Working on ES 6.5.x and storm crawler 1.10. How can I speed up the crawler to fetch the records.When i check the metrics on its shows an average of 0.4 pages per second. Is there anything do I need to change in the below crawler config.
Crawler-Conf:
config:
topology.workers: 2
topology.message.timeout.secs: 300
topology.max.spout.pending: 100
topology.debug: false
fetcher.server.delay: .25
fetcher.threads.number: 200
fetcher.threads.per.queue: 5
worker.heap.memory.mb: 2048
topology.kryo.register:
- com.digitalpebble.stormcrawler.Metadata
http.content.limit: -1
fetchInterval.default: 1440
fetchInterval.fetch.error: 120
fetchInterval.error: -1
topology.metrics.consumer.register:
- class: "org.apache.storm.metric.LoggingMetricsConsumer"
parallelism.hint: 1
If you are crawling a single site then you don't need 2 workers or more than one ES shard and spout! all the URLs would be directed to a single shard anyway!

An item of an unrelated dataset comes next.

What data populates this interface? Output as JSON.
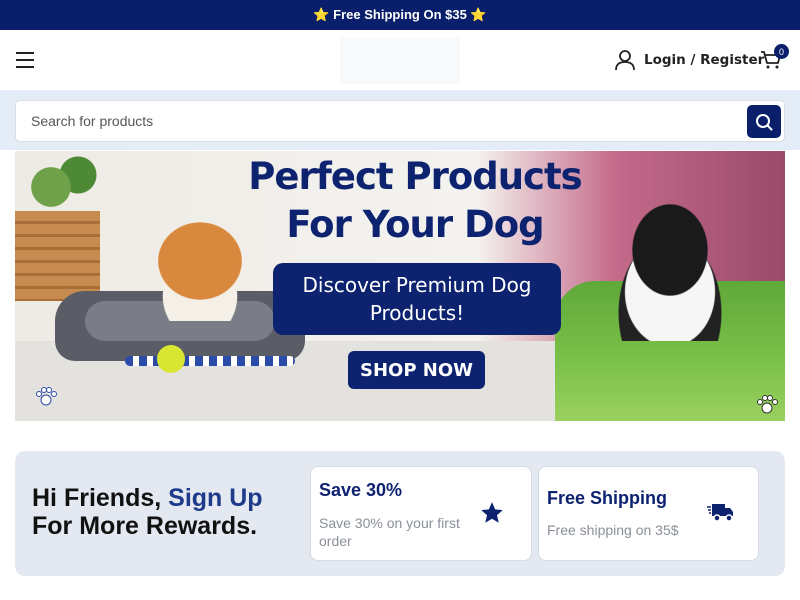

You are using 5 threads per queue but only retrieving 2 URLs per bucket from ES (es.status.max.urls.per.bucket: 2) and forcing 2 secs between calls to ES (spout.min.delay.queries: 2000) so on average the spout can't produce more than 1 URL per second. Also refresh_interval in ES_IndexInit.sh impacts how quickly changes are visible in the index and therefore how likely you are to get fresh URLs from the request.
Simply change es.status.max.urls.per.bucket to a larger value e.g. 10 and drop spout.min.delay.queries to the same value as refresh_interval in ES_IndexInit.sh e.g. 1 sec. This will get you a lot more URLs.